After 4 p.m., if he has a few simple chores completed, he can return to videos or games (usually both are Minecraft related, but not always).

In any case, I'm proud of how creative he has been with his time.  At the moment he is writing up a story about some sort of future project - he's already asked me how to spell "virus" and "causes" and "certain"...  My mind is really going now!

For the past number of years, one of his big interests has been stop-motion animation using various models.  If anyone is interested, they can find his channel here:

https://www.youtube.com/channel/UC-f5--MsVFXbhtkeuERep4Q

As always, please rate, comment and subscribe!  :)

The past year or two now, he's also been obsessed with making his own video games - Ever since Mr. Harbron from P1XL studios  ever so kindly taught a group of homeschoolers how to use Scratch.

The past year, I've been trying to help encourage him by dusting off my own coding experiences and bringing them up to date.  I've dabbled in Java, GML and a few others.

We really enjoyed the puzzle/mystery/adventure genre, and so we thought that would be a good place to start.

After doing some basic work establishing that we could create a workable inventory and switch between different scenes, we set to work - Kenny designing most of the puzzles, all of the artwork (hand-drawn and then scanned in), and composing the music either through stringing together clips on the computer and then running them through all sorts of effects, or playing it directly on our keyboard while I used a pair of earbuds as a microphone to record with as little background noise as possible.

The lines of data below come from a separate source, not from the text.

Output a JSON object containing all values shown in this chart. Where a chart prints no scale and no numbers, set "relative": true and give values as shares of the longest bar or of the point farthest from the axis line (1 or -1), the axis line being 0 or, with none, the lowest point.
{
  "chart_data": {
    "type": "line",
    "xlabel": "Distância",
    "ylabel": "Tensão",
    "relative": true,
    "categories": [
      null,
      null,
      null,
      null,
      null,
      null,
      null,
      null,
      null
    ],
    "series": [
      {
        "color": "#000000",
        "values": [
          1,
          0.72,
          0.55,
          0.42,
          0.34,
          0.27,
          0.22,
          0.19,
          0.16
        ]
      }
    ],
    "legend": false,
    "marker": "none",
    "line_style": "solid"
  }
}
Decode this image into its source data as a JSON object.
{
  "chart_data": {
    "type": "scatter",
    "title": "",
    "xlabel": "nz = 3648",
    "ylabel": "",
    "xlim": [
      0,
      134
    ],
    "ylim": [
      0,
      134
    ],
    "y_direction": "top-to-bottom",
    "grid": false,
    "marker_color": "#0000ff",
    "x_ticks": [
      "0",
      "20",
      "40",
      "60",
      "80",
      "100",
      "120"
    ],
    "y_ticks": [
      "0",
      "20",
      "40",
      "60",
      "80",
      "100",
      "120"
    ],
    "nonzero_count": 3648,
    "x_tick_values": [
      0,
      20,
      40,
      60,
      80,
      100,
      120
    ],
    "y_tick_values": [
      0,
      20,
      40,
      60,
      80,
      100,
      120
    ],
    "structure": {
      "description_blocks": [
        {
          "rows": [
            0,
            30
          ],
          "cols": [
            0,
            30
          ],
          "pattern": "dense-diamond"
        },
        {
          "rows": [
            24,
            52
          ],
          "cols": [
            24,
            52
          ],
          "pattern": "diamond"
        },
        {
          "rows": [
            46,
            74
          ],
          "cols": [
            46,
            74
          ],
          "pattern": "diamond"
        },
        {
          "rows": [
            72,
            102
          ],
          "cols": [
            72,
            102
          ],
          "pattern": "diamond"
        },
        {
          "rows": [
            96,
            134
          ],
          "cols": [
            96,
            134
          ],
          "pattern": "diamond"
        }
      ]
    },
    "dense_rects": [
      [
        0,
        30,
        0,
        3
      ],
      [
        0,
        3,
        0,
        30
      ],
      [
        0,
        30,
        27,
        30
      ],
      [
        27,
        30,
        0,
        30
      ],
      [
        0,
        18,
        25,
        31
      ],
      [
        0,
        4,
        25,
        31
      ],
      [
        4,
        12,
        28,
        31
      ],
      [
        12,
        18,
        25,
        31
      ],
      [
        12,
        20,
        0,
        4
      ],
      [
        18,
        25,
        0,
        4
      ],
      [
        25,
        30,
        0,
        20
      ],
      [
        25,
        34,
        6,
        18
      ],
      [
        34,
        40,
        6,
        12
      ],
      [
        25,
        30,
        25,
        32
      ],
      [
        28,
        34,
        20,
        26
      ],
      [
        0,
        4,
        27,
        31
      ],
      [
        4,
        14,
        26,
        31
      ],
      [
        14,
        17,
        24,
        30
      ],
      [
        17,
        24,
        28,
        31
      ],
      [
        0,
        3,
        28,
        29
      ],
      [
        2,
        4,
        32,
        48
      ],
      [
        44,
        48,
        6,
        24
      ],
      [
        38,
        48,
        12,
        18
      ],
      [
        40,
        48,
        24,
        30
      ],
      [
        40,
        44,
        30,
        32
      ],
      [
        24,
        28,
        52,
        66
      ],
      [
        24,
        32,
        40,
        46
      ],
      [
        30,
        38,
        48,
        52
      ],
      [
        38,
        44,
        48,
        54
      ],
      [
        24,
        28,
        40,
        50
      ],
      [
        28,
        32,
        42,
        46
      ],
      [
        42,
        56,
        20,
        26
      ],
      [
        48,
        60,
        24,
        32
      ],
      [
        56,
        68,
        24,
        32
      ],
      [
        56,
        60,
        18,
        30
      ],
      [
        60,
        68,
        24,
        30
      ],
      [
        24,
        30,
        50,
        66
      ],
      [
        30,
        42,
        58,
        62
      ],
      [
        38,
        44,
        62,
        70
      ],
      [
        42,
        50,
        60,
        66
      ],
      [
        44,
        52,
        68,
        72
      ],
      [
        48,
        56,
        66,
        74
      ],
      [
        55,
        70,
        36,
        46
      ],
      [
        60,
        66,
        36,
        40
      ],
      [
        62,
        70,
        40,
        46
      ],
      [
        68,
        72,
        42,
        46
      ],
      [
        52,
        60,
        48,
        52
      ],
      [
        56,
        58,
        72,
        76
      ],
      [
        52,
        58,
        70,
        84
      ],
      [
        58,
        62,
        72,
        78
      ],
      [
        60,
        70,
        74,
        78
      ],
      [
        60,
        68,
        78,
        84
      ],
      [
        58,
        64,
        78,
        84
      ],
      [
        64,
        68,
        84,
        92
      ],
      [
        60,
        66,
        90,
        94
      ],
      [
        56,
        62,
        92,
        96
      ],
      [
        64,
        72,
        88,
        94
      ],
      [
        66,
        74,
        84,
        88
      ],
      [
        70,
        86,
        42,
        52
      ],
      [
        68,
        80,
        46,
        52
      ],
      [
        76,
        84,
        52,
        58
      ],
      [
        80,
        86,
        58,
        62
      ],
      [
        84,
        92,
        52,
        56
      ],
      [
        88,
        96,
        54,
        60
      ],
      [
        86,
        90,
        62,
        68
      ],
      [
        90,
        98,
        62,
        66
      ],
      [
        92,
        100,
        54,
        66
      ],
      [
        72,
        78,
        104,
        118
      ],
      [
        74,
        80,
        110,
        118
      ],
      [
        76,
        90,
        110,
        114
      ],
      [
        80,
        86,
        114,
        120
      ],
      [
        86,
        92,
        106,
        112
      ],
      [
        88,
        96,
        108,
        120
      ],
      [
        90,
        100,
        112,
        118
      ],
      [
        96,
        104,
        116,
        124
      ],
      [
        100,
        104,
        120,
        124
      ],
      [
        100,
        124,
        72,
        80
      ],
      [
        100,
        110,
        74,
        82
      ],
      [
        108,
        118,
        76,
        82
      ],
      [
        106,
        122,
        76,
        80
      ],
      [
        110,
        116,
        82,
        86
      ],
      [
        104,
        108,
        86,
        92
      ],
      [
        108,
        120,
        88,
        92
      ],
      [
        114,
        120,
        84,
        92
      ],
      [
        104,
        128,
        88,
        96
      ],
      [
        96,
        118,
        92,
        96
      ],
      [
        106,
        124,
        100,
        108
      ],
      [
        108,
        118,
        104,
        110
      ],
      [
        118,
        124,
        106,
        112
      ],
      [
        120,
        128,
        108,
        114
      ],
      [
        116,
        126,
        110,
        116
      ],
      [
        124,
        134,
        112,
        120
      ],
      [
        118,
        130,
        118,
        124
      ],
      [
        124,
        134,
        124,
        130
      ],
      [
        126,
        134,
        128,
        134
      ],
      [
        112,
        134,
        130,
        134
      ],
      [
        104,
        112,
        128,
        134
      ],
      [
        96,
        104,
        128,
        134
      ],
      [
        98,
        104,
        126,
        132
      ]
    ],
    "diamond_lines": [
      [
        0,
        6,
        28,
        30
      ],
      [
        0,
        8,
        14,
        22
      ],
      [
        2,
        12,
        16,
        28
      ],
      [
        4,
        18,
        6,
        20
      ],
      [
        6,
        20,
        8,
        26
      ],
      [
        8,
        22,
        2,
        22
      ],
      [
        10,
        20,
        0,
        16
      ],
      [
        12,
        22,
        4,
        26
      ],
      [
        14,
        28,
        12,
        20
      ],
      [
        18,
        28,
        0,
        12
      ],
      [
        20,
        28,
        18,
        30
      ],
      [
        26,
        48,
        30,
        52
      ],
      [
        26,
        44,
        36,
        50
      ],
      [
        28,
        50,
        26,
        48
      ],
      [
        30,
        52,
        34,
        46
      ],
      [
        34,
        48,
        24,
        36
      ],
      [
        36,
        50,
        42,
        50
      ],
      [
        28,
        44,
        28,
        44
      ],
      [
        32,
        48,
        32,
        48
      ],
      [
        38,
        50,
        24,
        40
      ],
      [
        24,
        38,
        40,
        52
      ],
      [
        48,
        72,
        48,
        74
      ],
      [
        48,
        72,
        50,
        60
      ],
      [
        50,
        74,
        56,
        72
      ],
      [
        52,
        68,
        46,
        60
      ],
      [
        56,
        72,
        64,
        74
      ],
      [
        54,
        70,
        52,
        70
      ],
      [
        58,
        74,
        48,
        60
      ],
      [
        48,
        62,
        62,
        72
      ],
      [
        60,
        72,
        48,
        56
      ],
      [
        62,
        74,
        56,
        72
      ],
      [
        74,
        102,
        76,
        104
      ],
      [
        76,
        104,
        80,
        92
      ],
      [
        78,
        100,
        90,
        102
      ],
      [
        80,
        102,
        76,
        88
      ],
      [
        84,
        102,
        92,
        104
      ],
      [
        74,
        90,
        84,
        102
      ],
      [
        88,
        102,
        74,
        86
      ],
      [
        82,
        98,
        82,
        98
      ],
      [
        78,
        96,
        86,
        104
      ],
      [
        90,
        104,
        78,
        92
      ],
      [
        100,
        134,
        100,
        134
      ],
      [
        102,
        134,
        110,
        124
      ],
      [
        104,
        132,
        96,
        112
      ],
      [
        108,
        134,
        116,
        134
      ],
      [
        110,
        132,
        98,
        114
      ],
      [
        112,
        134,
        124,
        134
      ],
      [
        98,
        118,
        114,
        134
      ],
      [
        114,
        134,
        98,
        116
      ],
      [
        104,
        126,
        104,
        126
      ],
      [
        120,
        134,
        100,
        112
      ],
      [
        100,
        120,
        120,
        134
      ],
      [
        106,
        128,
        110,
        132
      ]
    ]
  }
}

So much artwork went into this project!  It was a real grind by the end.

We had to buy a couple of packs of markers to get this finished, but the sense of accomplishment was worth it.

And a few days ago, we were beside ourselves to finally release the game to the public!  You can try it out here:

https://ivarforkbeard.itch.io/dark-skies

Please give it a go if you like; it's browser-based so it should work for most anyone.  It does take a few minutes to load all the assets, even after the main screen appears, so wait until you hear music before spending too much time clicking on the buttons.

We'd love to hear feedback (gentle please).